Bell William C, Dallas Cham E
Center for Mass Destruction Defense, College of Pharmacy, University of Georgia, Athens, GA 30602, USA.
Int J Health Geogr. 2007 Feb 28;6:5. doi: 10.1186/1476-072X-6-5.
The threat posed by the use of weapons of mass destruction (WMD) within the United States has grown significantly in recent years, focusing attention on the medical and public health disaster capabilities of the nation in a large scale crisis. While the hundreds of thousands or millions of casualties resulting from a nuclear weapon would, in and of itself, overwhelm our current medical response capabilities, the response dilemma is further exacerbated in that these resources themselves would be significantly at risk. There are many limitations on the resources needed for mass casualty management, such as access to sufficient hospital beds including specialized beds for burn victims, respiration and supportive therapy, pharmaceutical intervention, and mass decontamination.

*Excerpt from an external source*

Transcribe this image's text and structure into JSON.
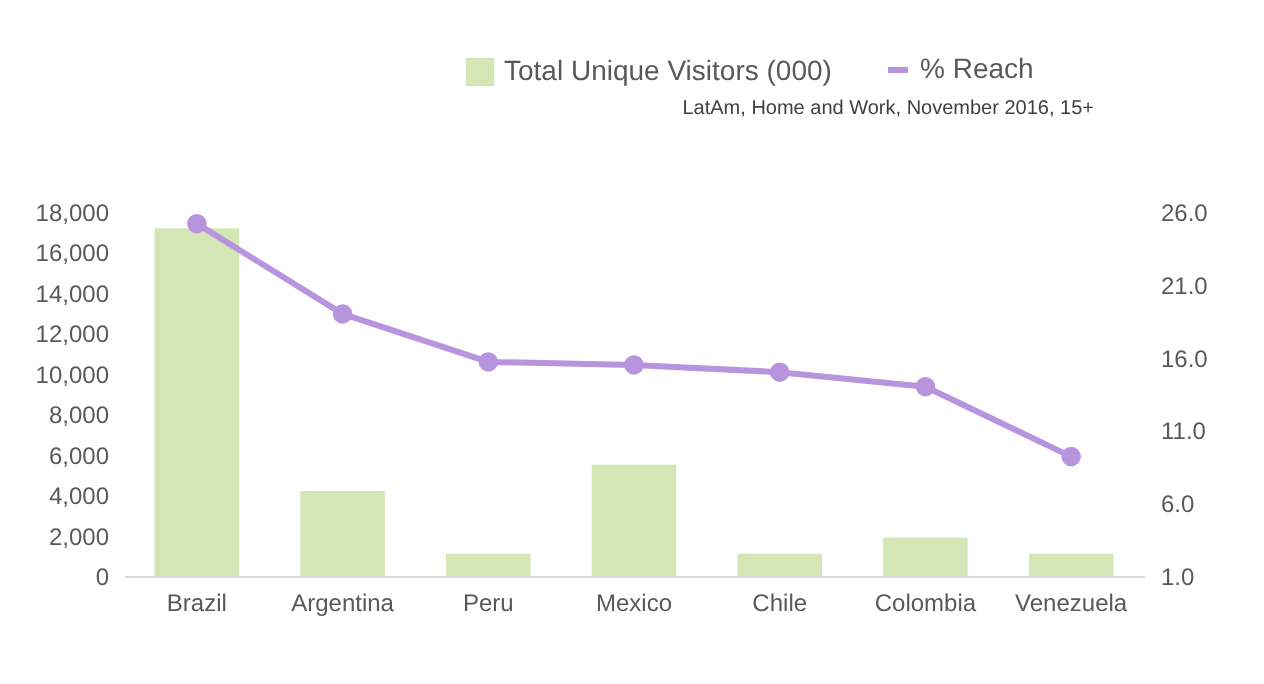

The effects of 20 kiloton and 550 kiloton nuclear detonations on high priority target cities are presented for New York City, Chicago, Washington D.C. and Atlanta. Thermal, blast and radiation effects are described, and affected populations are calculated using 2000 block level census data. Weapons of 100 Kts and up are primarily incendiary or radiation weapons, able to cause burns and start fires at distances greater than they can significantly damage buildings, and to poison populations through radiation injuries well downwind in the case of surface detonations. With weapons below 100 Kts, blast effects tend to be stronger than primary thermal effects from surface bursts. From the point of view of medical casualty treatment and administrative response, there is an ominous pattern where these fatalities and casualties geographically fall in relation to the location of hospital and administrative facilities. It is demonstrated that a staggering number of the main hospitals, trauma centers, and other medical assets are likely to be in the fatality plume, rendering them essentially inoperable in a crisis.
Among the consequences of this outcome would be the probable loss of command-and-control, mass casualties that will have to be treated in an unorganized response by hospitals on the periphery, as well as other expected chaotic outcomes from inadequate administration in a crisis. Vigorous, creative, and accelerated training and coordination among the federal agencies tasked for WMD response, military resources, academic institutions, and local responders will be critical for large-scale WMD events involving mass casualties.
近年来,在美国境内使用大规模杀伤性武器(WMD)所构成的威胁显著增加,这使得人们将注意力集中在国家在大规模危机中的医疗和公共卫生灾难应对能力上。虽然核武器造成的数十万或数百万人伤亡本身就会超出我们当前的医疗应对能力,但应对困境因这些资源自身也会面临巨大风险而进一步加剧。大规模伤亡管理所需资源存在诸多限制,例如获得足够的医院床位,包括为烧伤患者、呼吸及支持治疗设置的专用床位、药物干预以及大规模去污处理。
给出了2万吨级和55万吨级核爆炸对纽约市、芝加哥、华盛顿特区和亚特兰大等高优先级目标城市的影响。描述了热、冲击波和辐射效应,并使用2000年街区级人口普查数据计算了受影响人口。10万吨级及以上的武器主要是燃烧或辐射武器,在距离大于其对建筑物造成显著破坏的情况下,能够引发烧伤和火灾,并且在地面爆炸时,能通过下风向的辐射伤害毒害人群。对于低于10万吨级的武器,地面爆炸产生的冲击波效应往往比主要热效应更强。从医疗伤亡救治和行政应对的角度来看,存在一种不祥的模式,即这些死亡和伤亡在地理上与医院和行政设施的位置相关。结果表明,大量主要医院、创伤中心及其他医疗资源可能处于死亡羽流中,这使得它们在危机中基本无法运作。
这一结果的后果包括可能失去指挥与控制、大量伤亡人员将不得不由周边医院在无组织的应对中进行救治,以及危机中行政管理不足引发的其他预期混乱局面。对于涉及大量伤亡的大规模WMD事件,由负责WMD应对的联邦机构、军事资源、学术机构和地方应对人员之间进行积极、创新和加速的培训与协调至关重要。